Saturday, 17 January 2009

Dubiety.

The small eastern European country of Moldova can rejoice, for a genius or demi-god has been born there.

Masal Bugduv is his name: a 16-year-old footballer of precocious talent. Reports on various websites in the last few months have suggested it is only a matter of time before he leaves the poor local league behind and takes his rightful place at one of the giant, money-orientated sides in western Europe.

Arsene Wenger, the man regarded as the greatest cultivator of exceptional youth players currently working, is apparently ready to pay £5million to buy the youngster - and transplant him, more-or-less immediately, into his first-choice team at Arsenal.

So bright is Bugduv's future that he made his senior debut for the Moldova national side towards the end of 2008. This is an extraordinary feat, even taking into account the relative paucity of talent available to fill out that particular side.

Perhaps the greatest footballer ever to emerge from eastern Europe is the incomparable Gheorghe Hagi - a perfect storm of questionable temperament, 360-degree vision, grace, timing, and killer instinct. Whispers on various websites assert that Bugduv, the man-child who plays for Olimpia Balti, might one day reach such improbable heights.

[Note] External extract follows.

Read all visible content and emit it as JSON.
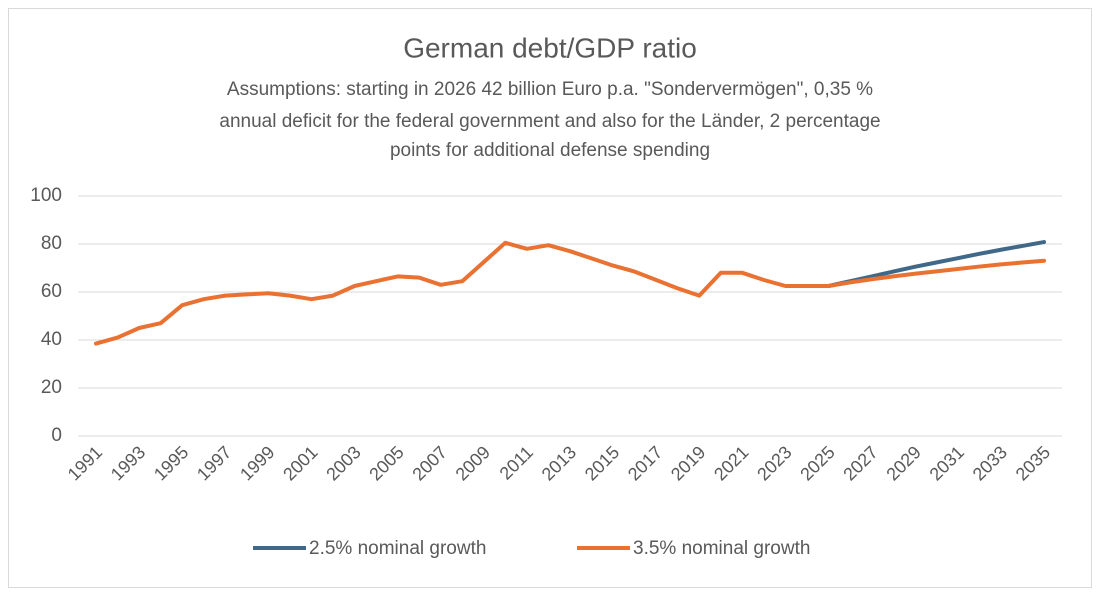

Wonderful footballers are like a knife jammed fast into the ribs. In an instant they have struck, faster than a snake, and left you on the floor, trying to scrape up your breath and your blood. One touch to control the ball, one touch to murder you. Masal Bugduv, it would seem, shares the calm, devastating knack of the assassin who needs no tutoring.

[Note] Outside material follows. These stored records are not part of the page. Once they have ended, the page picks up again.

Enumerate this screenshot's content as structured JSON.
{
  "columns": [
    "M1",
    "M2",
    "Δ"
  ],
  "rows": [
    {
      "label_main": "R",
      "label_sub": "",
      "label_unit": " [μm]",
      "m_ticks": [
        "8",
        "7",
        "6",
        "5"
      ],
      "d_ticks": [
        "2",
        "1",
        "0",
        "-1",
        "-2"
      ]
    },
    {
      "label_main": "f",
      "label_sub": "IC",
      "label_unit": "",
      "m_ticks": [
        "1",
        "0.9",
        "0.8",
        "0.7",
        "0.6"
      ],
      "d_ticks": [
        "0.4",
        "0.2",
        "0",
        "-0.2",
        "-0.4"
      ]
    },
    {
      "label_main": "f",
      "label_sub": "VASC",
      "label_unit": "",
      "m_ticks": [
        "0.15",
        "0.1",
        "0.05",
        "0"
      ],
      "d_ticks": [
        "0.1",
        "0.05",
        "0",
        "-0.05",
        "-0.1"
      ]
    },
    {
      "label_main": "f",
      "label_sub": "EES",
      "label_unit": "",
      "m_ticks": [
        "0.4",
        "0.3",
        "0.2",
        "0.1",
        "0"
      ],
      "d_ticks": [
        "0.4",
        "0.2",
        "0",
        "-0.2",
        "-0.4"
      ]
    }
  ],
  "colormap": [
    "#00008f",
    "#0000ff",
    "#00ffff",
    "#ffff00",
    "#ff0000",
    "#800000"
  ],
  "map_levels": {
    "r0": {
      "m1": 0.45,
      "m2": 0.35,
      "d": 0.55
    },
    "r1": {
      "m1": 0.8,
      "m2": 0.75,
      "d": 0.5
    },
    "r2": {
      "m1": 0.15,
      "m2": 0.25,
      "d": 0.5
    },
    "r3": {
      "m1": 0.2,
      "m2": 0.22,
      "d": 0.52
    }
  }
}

Except there is one problem: Bugduv does not exist. There is no panacea cure the ills of local football supporters, no Moldovan Hagi to carry a mediocre national team on his back for the next 15 years. He is an invention, a fake - one that fooled journalists the world over, one that had eager fans salivating as they waited for news of his latest exploits.

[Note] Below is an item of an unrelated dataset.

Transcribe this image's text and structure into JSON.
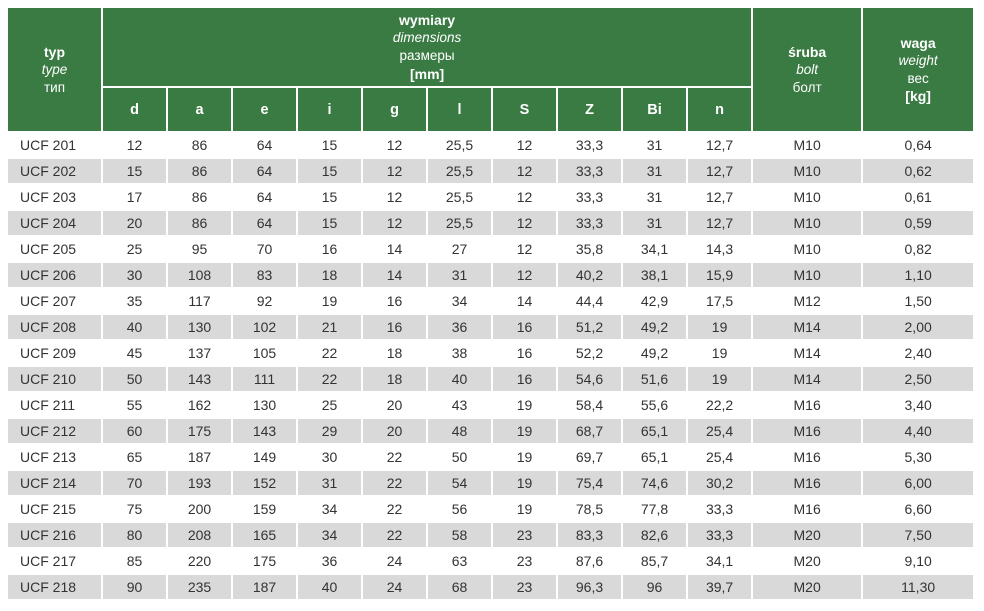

Bugduv is a practical joke, designed to lure journalists into the trap of discussing the merits of a player who, by definition, they will have never seen in the flesh. In these latter days of pressing deadlines, facts go unchecked (our hero reached number 30 in the list of most promising footballers in the world in an English paper earlier this week - the article which precipated the revelation of his non-existence) and misinformation is proliferated.

There are myriad lessons to be learned from the sleight of mind caused by Masal Bugduv, of which I shall have more to say later - not least the bovine-like lack of questioning with which your author accepts the outpourings of the media, and the damage caused to a particular world-view when one example of an untruth freezes the mechanism of the whole system.